Begitulah suara orang-orang di warung kopi membincangkan Mbah Halim. Percakapan seperti itu juga tidak sulit ditemui di pasar, di balai desa, di sekolah dan di tempat-tempat orang berkumpul. Bagaimanapun cerita kuda cahaya itu menyita perhatian sebagaian besar warga desa.

Di sisi lain, Mbah Halim seperti tidak mendengar apa-apa. Ia masih menjalani hari-hari seperti apa adanya. Selepas solat subuh berjamaah di Masjid Besar Winong ia akan mengurus pekarangannya yang luas. Membersihkan daun-duan gugur, menyiangi rumput liar, dan menyiram bunga-bunga. Baru kemudian ia akan sarapan. Dijauhkannya daging binatang kaki empat dan kaki dua dari piring makannya. Namun ia tetap mengonsumsi ikan. Katanya, kalau mau otak tetap tajam harus banyak makan ikan, terutama ikan laut.
Sepanjang hari ada saja yang bisa Mbah Halim kerjakan. Jika tidak membaca buku-buku agama, Mbah Halim kadang memperbaiki perkakas rumah yang rusak. Untuk membaca buku Mbah Halim tidak membutuhkan kaca mata. Penglihatannya masih sangat baik. Mungkin ini akibat dari kejeliannya menjaga pola makan.

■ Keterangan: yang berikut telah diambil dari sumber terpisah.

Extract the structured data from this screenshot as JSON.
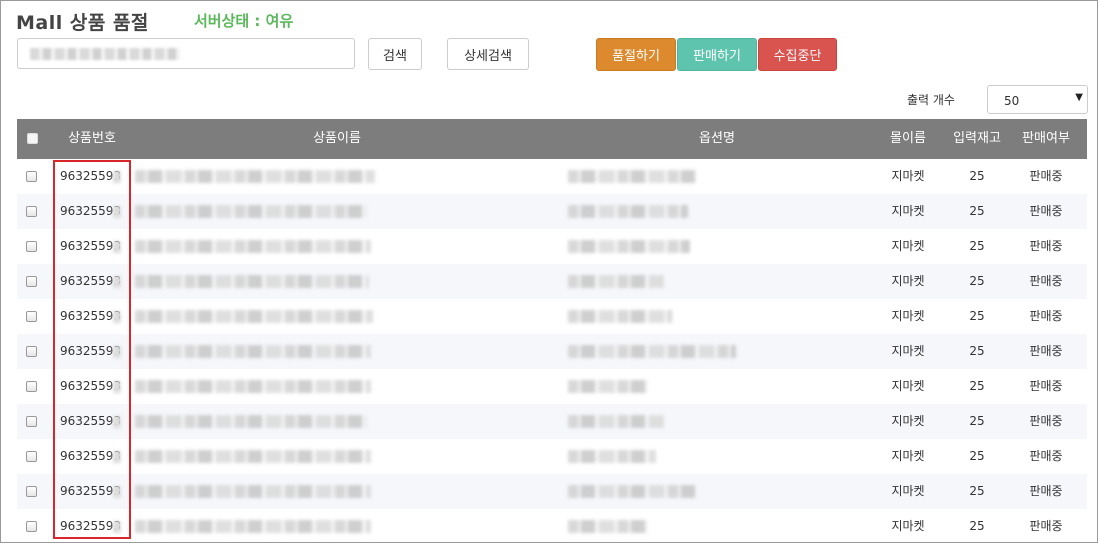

Selain kegiatan ringan di rumah, selebihnya Mbah Halim banyak menghabiskan waktu di masjid. Jika tidak hujan lebat, dalam lima waktu salat ia bisa dijumpai di masjid. Atau sesekali mengisi ceramah jika diminta.
Di rumah, ia hanya tinggal dengan anak ketiga dan keempatnya yang masih duduk di bangku SMA. Anak pertama dan kedua kuliah di sebuah universitas negeri di luar kota. Isterinya meninggal empat tahun yang lalu. Hal inilah yang kemudian jadi gunjingan orang-orang. Bagaimana mungkin Mbah Halim mampu menyekolahkan empat anaknya sementara ia hanya bersandar pada uang pensiun? Taruhlah misalnya dua anaknya yang kuliah mendapat beasiswa penuh, hampir mustahil jika Mbah Halim tidak mengirim uang bulanan. Anaknya yang di SMA juga tidak mungkin tidak butuh biaya. Lalu, dari mana ia dapat uang?
Maka, berhembuslah berita jika Mbah Halim melakukan pesugihan. Kuda cahaya yang selama ini dipercaya sebagian orang sebagai hewan peliharaan Mbah Halim yang secara rutin membawa Mbah Halim ke sebuah gunung di daerah utara sebagai pusat pesugihan. Mbah Joko yang membawa kabar itu untuk kali pertama di obrolan di warung kopi Lik Mardi.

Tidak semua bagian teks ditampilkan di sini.